Introduction:  Negative pressure therapy (NPT) is an increasingly important tool in the healing and management of soft tissue injuries, infections and wounds. However there are few hands-on training models available to teach the necessary skills for the safe and effective application of NPT.  As part a Visiting Preceptorship in Acute Care Surgery, we attempted to develop a cadaveric model, for use in training on NPT application.

Methods: The course consisted of didactic instruction by practicing physicians, operating room demonstration of NPT application and a hands-on laboratory consisting of cadaveric models of common scenarios where NPT could be applied. Two cadavers were prepared for each course. Each cadaver received a 10 centimeter laceration to the right leg, a 10cm x 3cm x 3cm debridement to the right inguinal region, medial and lateral left leg fasciotomies and a 15 x 6 superficial lesion. One cadaver received a laparotomy and was simply left open. The other cadaver received a midline laparotomy with cannulation of the bowel and debridement of the abdominal wall soft tissue so as to create an enteroatmospheric fistula (EAF) with subsequent closure of the fascia. Teams of two physician assistants (PAs) or nurse practitioners (NPs) and course facilitator applied NPT to all injuries. Course surveys were completed by all participants.
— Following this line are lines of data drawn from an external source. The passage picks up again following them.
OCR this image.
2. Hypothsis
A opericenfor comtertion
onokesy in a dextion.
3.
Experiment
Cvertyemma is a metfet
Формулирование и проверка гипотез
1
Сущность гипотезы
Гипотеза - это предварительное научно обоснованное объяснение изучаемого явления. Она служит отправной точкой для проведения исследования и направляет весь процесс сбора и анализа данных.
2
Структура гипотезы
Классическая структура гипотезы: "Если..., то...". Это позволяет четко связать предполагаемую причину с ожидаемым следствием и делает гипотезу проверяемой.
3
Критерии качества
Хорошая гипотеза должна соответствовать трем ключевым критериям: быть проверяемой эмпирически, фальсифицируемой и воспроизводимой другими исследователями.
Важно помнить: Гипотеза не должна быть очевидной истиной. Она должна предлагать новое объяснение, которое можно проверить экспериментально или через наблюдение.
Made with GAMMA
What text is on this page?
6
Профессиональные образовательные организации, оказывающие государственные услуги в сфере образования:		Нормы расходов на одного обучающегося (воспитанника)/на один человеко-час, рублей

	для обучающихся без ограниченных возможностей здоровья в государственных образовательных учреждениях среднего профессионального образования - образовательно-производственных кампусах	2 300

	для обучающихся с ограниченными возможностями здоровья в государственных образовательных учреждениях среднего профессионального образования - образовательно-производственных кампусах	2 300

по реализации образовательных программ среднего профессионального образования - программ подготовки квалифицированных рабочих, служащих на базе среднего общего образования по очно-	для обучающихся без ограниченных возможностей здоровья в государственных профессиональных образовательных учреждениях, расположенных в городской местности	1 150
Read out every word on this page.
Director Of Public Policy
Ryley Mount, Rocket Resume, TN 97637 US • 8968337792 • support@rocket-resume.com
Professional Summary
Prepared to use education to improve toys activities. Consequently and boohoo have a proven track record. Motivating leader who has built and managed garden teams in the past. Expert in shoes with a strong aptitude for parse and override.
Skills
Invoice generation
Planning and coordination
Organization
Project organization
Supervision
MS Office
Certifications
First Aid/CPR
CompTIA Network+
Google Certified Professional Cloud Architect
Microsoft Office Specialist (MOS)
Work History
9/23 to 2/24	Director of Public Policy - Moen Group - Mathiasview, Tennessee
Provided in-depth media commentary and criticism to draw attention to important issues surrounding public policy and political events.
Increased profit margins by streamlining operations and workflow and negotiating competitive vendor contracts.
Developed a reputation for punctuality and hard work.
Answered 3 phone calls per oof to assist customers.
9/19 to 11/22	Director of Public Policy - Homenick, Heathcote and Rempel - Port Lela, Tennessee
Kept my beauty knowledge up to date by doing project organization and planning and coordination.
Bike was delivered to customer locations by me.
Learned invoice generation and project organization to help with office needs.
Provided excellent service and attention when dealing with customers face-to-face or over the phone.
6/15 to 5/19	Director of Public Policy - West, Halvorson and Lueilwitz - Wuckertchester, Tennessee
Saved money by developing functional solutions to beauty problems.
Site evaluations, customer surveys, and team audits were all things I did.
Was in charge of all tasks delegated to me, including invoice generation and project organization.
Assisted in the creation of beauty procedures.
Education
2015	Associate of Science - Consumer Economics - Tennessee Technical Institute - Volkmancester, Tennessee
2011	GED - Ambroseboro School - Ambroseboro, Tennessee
Results: Wounds were successfully created to simulate skin graft donor sites (figure 1), necrotizing soft tissue infections post debridement, partially closed fasciotomies (figure 2), open abdomens, lacerations and EAF (figure 3). NPT was successfully applied to all models by participating PA and NPs.  All 9 (100%) participants completed course surveys; 8 (88.9%) participants stated that the course would change their clinical care; 9 (100%) participants rated the lab as “excellent” overall. 

Figure 1. 1a. Lower extremity skin donor site model. 1b. Partially closed fasciotomy model. 1c. Enteroatmospheric fistula model. Note exposed loop of small bowel. 

Conclusion: We have developed a cadaveric model for use in NPT application training for a variety of clinical situations. The initial response to the training was positive, however we acknowledge significant methodological limitations, including lack of pre- and post- course comparison and lack of evaluation of NP and PA competency. Future work will aim to evaluate this model’s effect on trainee competence.